Les stars françaises Catherine Deneuve et Juliette Binoche, à l’affiche d’un drame familial du Japonais Hirokazu Kore-Eda, ouvriront mercredi soir une 76e Mostra de Venise prometteuse mais controversée, en raison notamment de la sélection du « J’accuse » de Roman Polanski.
« La Vérité », en compétition pour le Lion d’or, et dans lequel joue également Ethan Hawke, marque le retour derrière la caméra de Kore-Eda, un an après sa Palme d’or à Cannes pour « Une Affaire de famille ». Pour son premier film tourné en France, il met en scène Catherine Deneuve dans le rôle d’une grande actrice qui entretient des relations compliquées avec sa fille, jouée par Juliette Binoche, entre vérités cachées et rancoeurs inavouées.
La cérémonie d’ouverture lancera à 19H00 (17H00 GMT) la compétition d’un festival qui ne manquera pas de stars, de Robert De Niro à Johnny Depp en passant par Penélope Cruz et Antonio Banderas. Cette 76e édition, avec 21 films qui seront départagés par un jury présidé par la réalisatrice argentine Lucrecia Martel, fera la part belle aux productions hollywoodiennes, confirmant l’histoire d’amour entre Venise et les Etats-Unis. La Mostra s’est ces dernières années affirmée comme une rampe de lancement dans la course aux Oscars pour des films comme « Gravity » d’Alfonso Cuaron ou « La la land » de Damien Chazelle, couronnés ensuite par plusieurs statuettes.
Cette année, ce sont les très attendus « Ad Astra », odyssée spatiale de James Gray, ou « Joker », film de super héros de Todd Phillips, qui pourraient reprendre le flambeau.
Brad Pitt incarne dans le premier un astronaute qui s’aventure aux confins du système solaire à la recherche de son père disparu, tandis que Joaquin Phoenix campe dans le second le célèbre ennemi juré de Batman.

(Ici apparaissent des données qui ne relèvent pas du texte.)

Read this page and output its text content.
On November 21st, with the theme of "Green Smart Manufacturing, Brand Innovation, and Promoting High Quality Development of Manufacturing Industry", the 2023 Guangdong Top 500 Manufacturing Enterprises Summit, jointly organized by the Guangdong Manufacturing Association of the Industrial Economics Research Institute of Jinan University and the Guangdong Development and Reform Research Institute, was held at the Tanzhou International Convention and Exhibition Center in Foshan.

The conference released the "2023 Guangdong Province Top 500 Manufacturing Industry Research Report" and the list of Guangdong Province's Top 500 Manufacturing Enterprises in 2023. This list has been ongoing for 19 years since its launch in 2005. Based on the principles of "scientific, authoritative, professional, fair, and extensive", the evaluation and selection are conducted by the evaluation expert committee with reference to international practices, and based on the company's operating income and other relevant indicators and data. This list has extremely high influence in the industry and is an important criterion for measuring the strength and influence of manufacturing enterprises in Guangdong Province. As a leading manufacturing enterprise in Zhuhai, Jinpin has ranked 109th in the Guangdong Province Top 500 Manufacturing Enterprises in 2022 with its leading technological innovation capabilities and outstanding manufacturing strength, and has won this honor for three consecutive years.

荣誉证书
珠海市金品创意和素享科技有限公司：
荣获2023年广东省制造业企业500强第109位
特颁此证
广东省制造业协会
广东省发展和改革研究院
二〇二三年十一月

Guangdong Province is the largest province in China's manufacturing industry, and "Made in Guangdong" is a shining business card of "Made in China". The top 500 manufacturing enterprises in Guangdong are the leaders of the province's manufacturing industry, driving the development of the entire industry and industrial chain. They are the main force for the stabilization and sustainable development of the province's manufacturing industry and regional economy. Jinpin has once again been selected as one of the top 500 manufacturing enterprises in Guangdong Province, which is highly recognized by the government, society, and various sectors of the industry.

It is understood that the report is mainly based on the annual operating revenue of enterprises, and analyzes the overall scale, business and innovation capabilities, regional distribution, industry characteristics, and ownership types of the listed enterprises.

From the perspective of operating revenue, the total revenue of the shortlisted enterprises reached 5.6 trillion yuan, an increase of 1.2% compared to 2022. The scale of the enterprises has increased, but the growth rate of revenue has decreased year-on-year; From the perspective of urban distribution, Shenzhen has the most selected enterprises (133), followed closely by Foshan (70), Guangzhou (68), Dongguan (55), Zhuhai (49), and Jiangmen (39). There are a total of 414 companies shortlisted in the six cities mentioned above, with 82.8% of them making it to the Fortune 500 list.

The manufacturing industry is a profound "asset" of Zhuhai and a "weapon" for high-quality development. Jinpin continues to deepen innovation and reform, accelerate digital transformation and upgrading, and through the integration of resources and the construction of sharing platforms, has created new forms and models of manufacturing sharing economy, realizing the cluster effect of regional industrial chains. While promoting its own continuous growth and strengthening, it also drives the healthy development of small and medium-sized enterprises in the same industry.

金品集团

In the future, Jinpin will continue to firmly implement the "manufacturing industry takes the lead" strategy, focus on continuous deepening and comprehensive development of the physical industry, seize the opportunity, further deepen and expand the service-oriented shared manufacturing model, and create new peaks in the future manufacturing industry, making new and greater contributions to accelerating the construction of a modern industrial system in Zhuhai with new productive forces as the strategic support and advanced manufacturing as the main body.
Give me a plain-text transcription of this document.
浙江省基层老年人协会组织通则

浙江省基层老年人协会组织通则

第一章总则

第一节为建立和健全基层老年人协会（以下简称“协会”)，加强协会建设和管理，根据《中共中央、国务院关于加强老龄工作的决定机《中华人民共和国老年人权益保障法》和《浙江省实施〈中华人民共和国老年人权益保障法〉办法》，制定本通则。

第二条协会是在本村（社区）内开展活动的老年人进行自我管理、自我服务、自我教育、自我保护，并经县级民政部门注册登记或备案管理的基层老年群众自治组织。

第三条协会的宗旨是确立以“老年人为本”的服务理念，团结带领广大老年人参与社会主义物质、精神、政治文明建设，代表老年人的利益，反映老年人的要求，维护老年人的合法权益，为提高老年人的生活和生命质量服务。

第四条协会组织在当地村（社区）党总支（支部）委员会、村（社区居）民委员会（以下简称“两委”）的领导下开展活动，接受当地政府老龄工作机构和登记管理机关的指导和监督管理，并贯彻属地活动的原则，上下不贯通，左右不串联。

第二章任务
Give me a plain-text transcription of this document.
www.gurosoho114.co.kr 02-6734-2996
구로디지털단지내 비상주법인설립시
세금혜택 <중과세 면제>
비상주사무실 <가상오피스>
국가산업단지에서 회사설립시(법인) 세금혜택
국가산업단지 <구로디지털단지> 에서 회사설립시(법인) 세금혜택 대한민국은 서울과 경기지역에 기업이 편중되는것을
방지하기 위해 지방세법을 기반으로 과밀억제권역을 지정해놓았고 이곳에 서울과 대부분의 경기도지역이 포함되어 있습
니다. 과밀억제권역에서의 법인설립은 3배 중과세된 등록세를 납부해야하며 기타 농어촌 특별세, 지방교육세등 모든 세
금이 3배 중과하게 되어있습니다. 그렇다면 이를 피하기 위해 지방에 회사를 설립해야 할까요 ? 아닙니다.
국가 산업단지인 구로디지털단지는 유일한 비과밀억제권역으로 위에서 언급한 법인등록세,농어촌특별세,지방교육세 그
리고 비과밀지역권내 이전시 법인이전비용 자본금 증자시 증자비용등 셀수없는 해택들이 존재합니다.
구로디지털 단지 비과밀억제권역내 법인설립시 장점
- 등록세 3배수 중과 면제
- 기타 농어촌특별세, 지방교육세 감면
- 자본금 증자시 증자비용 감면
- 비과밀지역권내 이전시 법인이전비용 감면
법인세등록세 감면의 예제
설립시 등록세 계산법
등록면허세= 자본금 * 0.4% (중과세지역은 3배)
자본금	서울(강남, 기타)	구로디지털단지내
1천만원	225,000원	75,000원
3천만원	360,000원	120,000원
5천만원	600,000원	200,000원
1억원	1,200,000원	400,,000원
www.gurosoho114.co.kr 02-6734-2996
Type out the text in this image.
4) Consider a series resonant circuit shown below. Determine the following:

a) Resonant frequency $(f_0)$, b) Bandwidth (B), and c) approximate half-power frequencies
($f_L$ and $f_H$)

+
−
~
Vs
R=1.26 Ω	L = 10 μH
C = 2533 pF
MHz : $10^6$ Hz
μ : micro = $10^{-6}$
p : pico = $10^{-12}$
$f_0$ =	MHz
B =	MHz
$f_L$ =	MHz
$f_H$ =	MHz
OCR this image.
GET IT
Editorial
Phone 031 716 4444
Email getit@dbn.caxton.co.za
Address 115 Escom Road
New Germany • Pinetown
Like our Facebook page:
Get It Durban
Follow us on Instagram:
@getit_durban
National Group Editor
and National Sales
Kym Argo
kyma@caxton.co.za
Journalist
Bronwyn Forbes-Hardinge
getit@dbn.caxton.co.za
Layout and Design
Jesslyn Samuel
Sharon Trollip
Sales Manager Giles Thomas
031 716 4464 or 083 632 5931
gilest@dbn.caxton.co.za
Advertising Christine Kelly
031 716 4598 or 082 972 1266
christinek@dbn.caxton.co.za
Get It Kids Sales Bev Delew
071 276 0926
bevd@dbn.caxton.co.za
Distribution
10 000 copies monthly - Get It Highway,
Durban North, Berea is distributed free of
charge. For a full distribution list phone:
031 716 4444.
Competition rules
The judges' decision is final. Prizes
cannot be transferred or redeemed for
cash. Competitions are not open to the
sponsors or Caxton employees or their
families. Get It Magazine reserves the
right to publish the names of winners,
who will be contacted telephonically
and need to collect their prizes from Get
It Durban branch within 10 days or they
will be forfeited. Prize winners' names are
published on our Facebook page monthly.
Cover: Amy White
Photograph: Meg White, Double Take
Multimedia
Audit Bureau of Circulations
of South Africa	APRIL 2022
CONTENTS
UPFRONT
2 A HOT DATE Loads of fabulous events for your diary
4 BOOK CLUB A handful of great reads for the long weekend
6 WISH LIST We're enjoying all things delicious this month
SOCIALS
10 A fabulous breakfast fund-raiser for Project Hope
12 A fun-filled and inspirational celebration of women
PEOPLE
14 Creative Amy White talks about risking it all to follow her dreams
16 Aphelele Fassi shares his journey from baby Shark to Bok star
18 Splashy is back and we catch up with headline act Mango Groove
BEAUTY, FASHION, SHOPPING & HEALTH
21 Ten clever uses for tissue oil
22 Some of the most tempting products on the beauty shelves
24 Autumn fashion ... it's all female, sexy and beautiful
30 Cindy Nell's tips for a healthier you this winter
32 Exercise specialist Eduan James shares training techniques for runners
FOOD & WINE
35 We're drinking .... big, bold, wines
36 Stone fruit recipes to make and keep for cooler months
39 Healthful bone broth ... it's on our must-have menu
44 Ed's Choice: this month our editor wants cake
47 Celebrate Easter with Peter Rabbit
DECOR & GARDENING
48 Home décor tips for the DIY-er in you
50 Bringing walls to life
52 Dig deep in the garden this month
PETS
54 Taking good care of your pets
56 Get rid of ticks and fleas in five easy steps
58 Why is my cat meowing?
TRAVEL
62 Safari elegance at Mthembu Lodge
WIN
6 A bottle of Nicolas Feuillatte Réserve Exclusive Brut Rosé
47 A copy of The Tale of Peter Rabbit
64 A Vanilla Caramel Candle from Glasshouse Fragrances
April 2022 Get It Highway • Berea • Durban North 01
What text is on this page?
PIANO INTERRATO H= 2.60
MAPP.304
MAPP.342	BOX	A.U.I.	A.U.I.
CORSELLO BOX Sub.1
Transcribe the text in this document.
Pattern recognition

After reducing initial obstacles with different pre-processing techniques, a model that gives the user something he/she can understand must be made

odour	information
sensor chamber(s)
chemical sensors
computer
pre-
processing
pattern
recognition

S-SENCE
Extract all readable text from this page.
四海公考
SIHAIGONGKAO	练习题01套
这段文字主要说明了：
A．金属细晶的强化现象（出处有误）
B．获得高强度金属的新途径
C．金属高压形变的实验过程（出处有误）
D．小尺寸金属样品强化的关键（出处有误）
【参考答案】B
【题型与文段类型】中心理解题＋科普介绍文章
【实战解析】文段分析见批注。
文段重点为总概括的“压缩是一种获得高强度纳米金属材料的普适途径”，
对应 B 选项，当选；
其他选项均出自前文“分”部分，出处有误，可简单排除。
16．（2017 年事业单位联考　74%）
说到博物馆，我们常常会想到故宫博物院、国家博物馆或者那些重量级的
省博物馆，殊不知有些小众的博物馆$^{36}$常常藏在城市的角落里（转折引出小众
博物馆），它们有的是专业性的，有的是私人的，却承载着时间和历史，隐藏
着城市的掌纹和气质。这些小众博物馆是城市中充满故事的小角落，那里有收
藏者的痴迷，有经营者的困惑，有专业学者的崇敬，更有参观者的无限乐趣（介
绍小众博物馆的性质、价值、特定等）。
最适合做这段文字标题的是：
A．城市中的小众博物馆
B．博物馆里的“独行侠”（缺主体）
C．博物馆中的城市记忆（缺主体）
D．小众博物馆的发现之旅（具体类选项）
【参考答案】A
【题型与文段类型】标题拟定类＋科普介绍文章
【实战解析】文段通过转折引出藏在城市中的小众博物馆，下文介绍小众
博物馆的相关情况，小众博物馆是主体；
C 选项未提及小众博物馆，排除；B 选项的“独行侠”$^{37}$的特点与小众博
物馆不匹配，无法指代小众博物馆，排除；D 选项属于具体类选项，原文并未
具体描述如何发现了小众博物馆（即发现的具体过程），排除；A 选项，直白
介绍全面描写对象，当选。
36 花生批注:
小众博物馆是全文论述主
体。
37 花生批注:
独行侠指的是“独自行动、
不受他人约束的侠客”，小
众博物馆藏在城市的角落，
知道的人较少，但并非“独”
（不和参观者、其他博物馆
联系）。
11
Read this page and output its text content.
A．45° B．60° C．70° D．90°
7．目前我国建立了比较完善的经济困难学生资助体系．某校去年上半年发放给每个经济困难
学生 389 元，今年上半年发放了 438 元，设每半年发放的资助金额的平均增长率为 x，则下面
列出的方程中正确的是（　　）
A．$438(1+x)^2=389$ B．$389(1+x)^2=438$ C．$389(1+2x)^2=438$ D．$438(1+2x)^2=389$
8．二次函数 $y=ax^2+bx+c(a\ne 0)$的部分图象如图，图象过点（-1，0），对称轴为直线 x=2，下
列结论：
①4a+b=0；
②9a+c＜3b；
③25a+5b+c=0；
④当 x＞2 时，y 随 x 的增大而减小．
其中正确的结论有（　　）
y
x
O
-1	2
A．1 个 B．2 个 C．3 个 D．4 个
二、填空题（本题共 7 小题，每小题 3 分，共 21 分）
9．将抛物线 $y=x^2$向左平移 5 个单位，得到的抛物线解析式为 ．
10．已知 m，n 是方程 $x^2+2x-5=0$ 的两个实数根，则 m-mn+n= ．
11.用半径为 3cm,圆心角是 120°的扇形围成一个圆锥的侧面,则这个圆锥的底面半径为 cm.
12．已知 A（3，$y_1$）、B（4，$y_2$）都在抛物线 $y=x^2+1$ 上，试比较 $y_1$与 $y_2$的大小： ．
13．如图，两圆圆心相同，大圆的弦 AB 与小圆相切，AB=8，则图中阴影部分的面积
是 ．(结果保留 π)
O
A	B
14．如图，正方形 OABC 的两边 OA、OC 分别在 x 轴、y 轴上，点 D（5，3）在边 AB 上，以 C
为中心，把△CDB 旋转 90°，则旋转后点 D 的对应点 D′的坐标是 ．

Autre film américain en lice, le thriller « The Laundromat » de Steven Soderbergh, l’un des deux films Netflix en compétition, se penchera sur la crise des Panama Papers, avec Meryl Streep, Gary Oldman et Antonio Banderas. « Marriage story » de Noah Baumbach, autre film Netflix, racontera l’histoire d’une rupture amoureuse, avec Adam Driver et Scarlett Johansson.
Indifférence délibérée ?
Mais alors que la plateforme américaine avait occupé l’an dernier le devant de la scène à Venise, avec le Lion d’or remis à « Roma » d’Alfonso Cuaron, c’est cette année davantage la sélection en compétition de Roman Polanski, pour son film « J’accuse », qui suscite la controverse.
Plusieurs voix se sont élevées pour critiquer la présence de ce thriller historique consacré à l’Affaire Dreyfus, avec Jean Dujardin.
Un choix qui indigne les féministes, alors que le cinéaste franco-polonais de 86 ans, exclu de l’Académie des Oscars l’an dernier, est toujours poursuivi par la justice américaine pour le viol d’une adolescente en 1977.
Autre sujet polémique, la présence dans une section parallèle d' »American Skin », le nouveau film du réalisateur américain de « The Birth of a Nation », Nate Parker, acquitté en 2011 du viol d’une étudiante. Cette affaire avait pris de l’ampleur en 2016 après la révélation du suicide de cette dernière.
« Nous savons tous que le monde a changé après #MeToo », a déclaré à l’AFP la fondatrice du groupe de pression Women and Hollywood, Melissa Silverstein. « La question que je pose est +est-ce un manque de conscience ou une indifférence délibérée ? ».
Le Festival a également été attaqué sur le faible nombre de femmes en compétition: seulement deux, la Saoudienne Haifaa Al-Mansour (qui avait présenté « Wadjda » à Venise en 2012) avec « The Perfect Candidate » et l’Australienne Shannon Murphy avec « Babyteeth ».
Parmi les grandes signatures du cinéma présentes sur le Lido, le Français Olivier Assayas viendra de son côté présenter « Wasp Network », sur l’histoire vraie de cinq espions cubains pendant la période castriste.
Son compatriote Robert Guédiguian sera là avec « Gloria Mundi », avec Ariane Ascaride et Jean-Pierre Daroussin.
Cette 76e édition de la Mostra, qui se tiendra du 28 août au 7 septembre, accueillera également le Canadien Atom Egoyan pour « Guest of Honor », le Colombien Ciro Guerra pour « Waiting For The Barbarians », avec Johnny Depp, et le Chinois Lou Ye pour « Saturday fiction », avec Gong Li.